Automated testing is one of the most impactful changes you can make to improve your engineering function. Faster delivery, increased team efficiency, and reduction of risk are just some of the benefits of including automated tests as part of your workflow.
In a mature testing environment, a collection of automated tests should run each time a developer opens a pull request to merge their feature branch. These tests collectively offer a fast and mutually reinforcing method of ensuring the code will continue to work as expected. Teams are able to work at speed with confidence - making substantial changes to code with the security that frequently run tests will keep them on track.
One of the main challenges to adopt this approach has been the difficulty of establishing a framework that will run these tests as part of the code promotion process. Developers will often need knowledge of a number of additional tools to set up the testing framework outside of Databricks. This is particularly the case for analytical teams where, even though their pipelines are desperately in need of rigorous testing, the team may not have the skillset to establish testing.
Databricks Asset Bundles (DABs) are a compelling recent addition to the Databricks offering. Asset bundles provide a low-friction way for teams to adopt software engineering best practices with a familiar set of tools.
Asset bundles allow all aspects of a Databricks project to be managed programmatically. All resources, code, and configuration for a project is defined in the bundle. Underneath the hood, these asset bundles are leveraging the power of Terraform and the Databricks CLI. Critically, teams don't need to learn these tools and can instead use a combination of YAML files and their existing code to define their project. You can find more detail on Databricks Asset Bundles here: What are Databricks Asset Bundles.
Combining asset bundles with automated testing can supercharge your team's delivery and offers an accessible way for teams to adopt these best practices quickly.
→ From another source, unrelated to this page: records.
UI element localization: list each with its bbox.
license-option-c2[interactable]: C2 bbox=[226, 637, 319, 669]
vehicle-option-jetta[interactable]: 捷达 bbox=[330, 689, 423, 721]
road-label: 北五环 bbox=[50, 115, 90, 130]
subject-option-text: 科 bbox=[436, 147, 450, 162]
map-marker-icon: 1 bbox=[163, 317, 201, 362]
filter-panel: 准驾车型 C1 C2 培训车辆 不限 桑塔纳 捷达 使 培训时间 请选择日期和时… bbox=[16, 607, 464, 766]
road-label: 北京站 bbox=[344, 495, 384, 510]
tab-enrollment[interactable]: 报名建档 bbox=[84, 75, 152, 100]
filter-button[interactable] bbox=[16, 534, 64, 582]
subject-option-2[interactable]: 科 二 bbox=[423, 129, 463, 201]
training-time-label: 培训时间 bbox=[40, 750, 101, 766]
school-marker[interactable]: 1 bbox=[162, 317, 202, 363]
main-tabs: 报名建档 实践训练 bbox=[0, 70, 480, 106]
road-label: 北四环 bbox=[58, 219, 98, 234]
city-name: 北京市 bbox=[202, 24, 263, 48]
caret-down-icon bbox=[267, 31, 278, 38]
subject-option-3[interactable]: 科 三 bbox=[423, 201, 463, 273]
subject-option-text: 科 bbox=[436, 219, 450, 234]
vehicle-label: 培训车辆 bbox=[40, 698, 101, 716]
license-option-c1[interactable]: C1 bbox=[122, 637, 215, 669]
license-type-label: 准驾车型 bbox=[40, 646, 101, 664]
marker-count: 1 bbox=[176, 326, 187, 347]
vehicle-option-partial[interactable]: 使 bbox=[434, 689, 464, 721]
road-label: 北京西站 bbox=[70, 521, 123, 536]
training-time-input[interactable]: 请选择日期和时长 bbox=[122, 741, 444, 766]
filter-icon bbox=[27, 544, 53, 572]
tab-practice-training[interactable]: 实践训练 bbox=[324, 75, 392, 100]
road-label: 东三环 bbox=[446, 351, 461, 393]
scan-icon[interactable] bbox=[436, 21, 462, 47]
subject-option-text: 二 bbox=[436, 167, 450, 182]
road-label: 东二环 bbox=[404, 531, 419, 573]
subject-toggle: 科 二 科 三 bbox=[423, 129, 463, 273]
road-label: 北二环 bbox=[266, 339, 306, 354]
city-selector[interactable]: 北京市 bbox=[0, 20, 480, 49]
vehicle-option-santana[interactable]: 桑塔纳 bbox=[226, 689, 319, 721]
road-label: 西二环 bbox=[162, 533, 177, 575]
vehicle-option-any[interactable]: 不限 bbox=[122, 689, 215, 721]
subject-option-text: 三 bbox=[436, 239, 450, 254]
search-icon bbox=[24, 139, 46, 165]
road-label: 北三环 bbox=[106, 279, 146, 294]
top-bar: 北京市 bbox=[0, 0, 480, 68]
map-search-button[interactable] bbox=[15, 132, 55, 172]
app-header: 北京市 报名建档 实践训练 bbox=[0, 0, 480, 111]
Because asset bundles allow you to easily deploy and run your code in different locations, they offer a simple way to implement CI/CD. When a developer makes a pull request, the asset bundle is validated to ensure the configuration is correct:
databricks bundle validate
This offers a fast method to catch issues before running tests. If the bundle is valid then the project is deployed into our test workspace (or a test folder within the same workspace).
databricks bundle deploy -t test
In this fresh environment, the asset bundle can run unit tests and integration tests within Databricks.
databricks bundle run -t test integration_tests_job
Running inside Databricks like this is much simpler than trying to emulate the spark environment in a build agent but is also leads to more realistic tests.
If all tests pass, then the asset bundle can be deployed into our production workspace very simply:
databricks bundle deploy -t production
Combining automated tests with the easy deployment of resources offered by asset bundles means that we can quickly and simply take a big step up the data maturity ladder.